Jan Kieleczawa, Shiping Zhang, John J. Dunn and F. William Studier
Biology Department, Brookhaven National Laboratory, Upton, New York 11973

Strings of three adjacent hexamers can prime DNA sequencing reactions specifically and efficiently when the template DNA is saturated with a single-stranded DNA-binding protein (SSB) [1]. The SSB prevents individual hexamers from priming at isolated complementary sites, but base stacking between hexamers bound at adjacent complementary sites drives formation of a priming complex. A library of all 4096 hexamers provides ready access to primers, and priming is effective using Sequenase and E. coli SSB at 0 °C with templates at least as large as 40 kbp.

Priming by strings of three hexamers has been tested at more than 2000 sites in M13 single-stranded DNAs of 6.4 kb or 7.3 kb, and at more than 1000 sites in T7 DNA, a double stranded DNA of 40 kbp, in radioactively labeled sequencing reactions. More than half of the 4096 possible hexamers have been sampled, and it appears that almost all hexamers will be able to participate effectively in these priming reactions, although hexamers containing only A and T seem to be less effective at an outside position than internally in a priming string. Priming is prevented within template hairpin structures that are too stable to be disrupted by SSB, but such structures are expected to be recognizable and infrequent. Outside of such hairpins, about three-fourths of the hexamer strings tested on M13 DNA and more than half of those tested on T7 DNA primed easily readable sequence. The ability to select hexamer strings that prime effectively should improve as the factors that affect priming are defined and controlled.
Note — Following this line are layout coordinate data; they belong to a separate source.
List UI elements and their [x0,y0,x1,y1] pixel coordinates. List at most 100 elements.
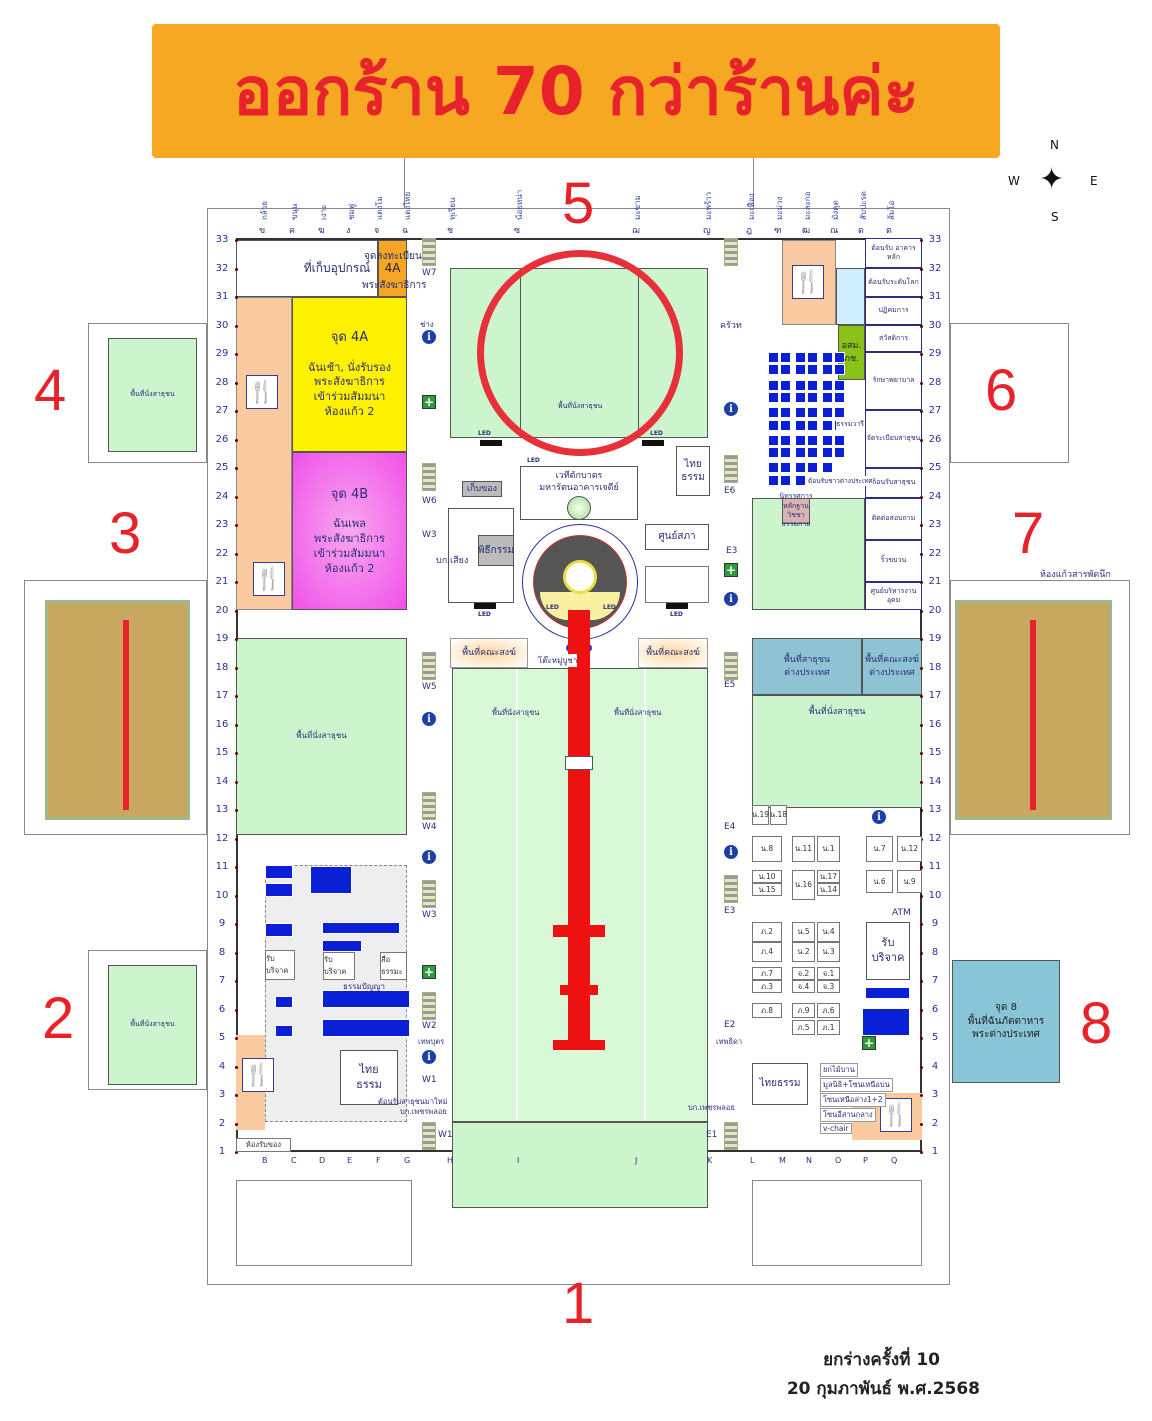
info-icon[interactable]: i [724,845,738,859]
info-icon[interactable]: i [872,810,886,824]
column-letter: I [517,1156,520,1165]
food-icon: 🍴 [253,562,285,596]
first-aid-icon: + [422,395,436,409]
row-number: 26 [928,433,942,445]
booth-block [862,1008,910,1036]
led-screen [474,603,496,609]
column-letter: H [447,1156,454,1165]
chair [795,379,806,391]
row-number: 7 [218,975,226,986]
row-number: 15 [215,747,229,758]
grid-post [920,581,923,584]
column-letter: B [262,1156,268,1165]
column-name: ทุเรียน [448,197,457,220]
label: จุด 8 [995,1002,1017,1014]
row-number: 13 [928,804,942,815]
grid-post [235,353,238,356]
row-number: 5 [931,1032,939,1043]
label: ศูนย์สภา [658,531,696,543]
light-blue-area [836,268,865,325]
booth: น.10 [752,870,782,883]
row-number: 29 [928,348,942,359]
label: พื้นที่คณะสงฆ์ [865,655,919,666]
row-number: 5 [218,1032,226,1043]
highlight-circle [477,250,683,456]
row-number: 32 [215,262,229,274]
chair [822,447,833,459]
booth: น.6 [866,870,893,893]
row-number: 22 [215,547,229,559]
chair [822,364,833,376]
row-number: 13 [215,804,229,815]
label: ต้อนรับสาธุชน [871,478,916,487]
grid-post [920,381,923,385]
label: ธรรม [681,472,705,483]
info-icon[interactable]: i [724,592,738,606]
label: รักษาพยาบาล [872,376,915,385]
chair [768,364,779,376]
service-item: v-chair [820,1123,852,1134]
column-letter: N [806,1156,812,1165]
column-letter: ค [289,226,296,236]
row-number: 25 [928,462,942,473]
row-number: 14 [215,775,229,787]
service-desk: ต้อนรับระดับโลก [865,268,922,297]
column-letter: ซ [514,226,521,236]
column-letter: ช [447,226,454,236]
chair [795,364,806,376]
alms-stage: เวทีตักบาตร มหารัตนอาคารเจดีย์ [520,466,638,520]
gate-w5: W5 [422,682,437,692]
label: พื้นที่ฉันภัตตาหาร [967,1015,1045,1027]
row-number: 30 [215,319,229,331]
column-name: ขนุน [290,203,299,220]
row-number: 3 [218,1089,226,1100]
chair [822,379,833,391]
banner-text: ออกร้าน 70 กว่าร้านค่ะ [233,52,919,130]
service-desk: ศูนย์บริหารงานอุดม [865,582,922,610]
altar-label: โต๊ะหมู่บูชา [538,654,578,667]
column-name: มะพร้าว [704,191,713,220]
booth: น.2 [792,942,815,962]
label: ภช. [844,353,859,364]
service-item: โซนเหนือล่าง1+2 [820,1093,886,1107]
row-number: 17 [928,690,942,701]
food-icon: 🍴 [880,1098,912,1132]
grid-post [235,1037,238,1040]
row-number: 16 [928,718,942,730]
info-icon[interactable]: i [724,402,738,416]
row-number: 9 [931,918,939,929]
info-icon[interactable]: i [422,1050,436,1064]
label: พิธีกรรม [477,544,515,556]
label: อสม. [841,341,862,352]
chair [779,407,791,419]
grid-post [920,239,923,242]
column-name: มังคุด [831,200,840,220]
label: รับบริจาค [871,936,905,964]
carpet-crossbar [560,985,598,995]
pagoda-dome [567,496,591,520]
row-number: 9 [218,918,226,929]
service-item: มูลนิธิ+โซนเหนือบน [820,1078,893,1092]
grid-post [920,353,923,356]
info-icon[interactable]: i [422,330,436,344]
info-icon[interactable]: i [422,712,436,726]
booth: น.1 [817,836,840,862]
service-desk: ต้อนรับ อาคารหลัก [865,238,922,268]
grid-post [920,267,923,271]
column-letter: ณ [830,226,839,236]
info-icon[interactable]: i [422,850,436,864]
chair [795,407,806,419]
row-number: 22 [928,547,942,559]
stairs-icon [422,880,436,908]
booth-block [275,1025,293,1037]
chair [822,434,833,446]
column-letter: O [835,1156,842,1165]
led-screen [666,603,688,609]
column-name: กล้วย [260,201,269,220]
auditorium-right-aisle [1030,620,1036,810]
column-name: มะม่วง [775,196,784,220]
booth: น.18 [770,805,787,825]
grid-post [235,1065,238,1069]
wing-2 [88,950,207,1090]
row-number: 27 [928,405,942,416]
Instant access to primers at negligible cost opens the prospect of being able to sequence by primer walking on multiple templates as fast as sequencing reactions can be assembled. Taking full advantage of such capacity requires a matching capacity to read the sequence from the products of the sequencing reactions. The four-color fluorescent terminators supplied by ABI allow rapid, automated readout of the sequence, and we find that priming by strings of three hexamers can be as effective as priming by long primers in generating sequence information with these terminators. This poster will present results of fluorescent sequencing with an ABI Sequencer, where reactions were primed with strings of three hexamers at many different sites in M13 templates. Progress toward developing a multiple capillary electrophoresis system using a replaceable matrix and full spectral detection, and in developing vectors for supplying 40-kbp templates in quantities suitable for primer walking, will be presented in accompanying posters. The ultimate goal is to develop a fully automated system for high-throughput DNA sequencing that uses primers supplied from a hexamer library for primer walking on multiple templates in parallel.

[1] Kieleczawa, J., Dunn, J. J., and Studier, F. W. (1992) DNA sequencing by primer walking with strings of contiguous hexamers. Science, 258, 1787-1791.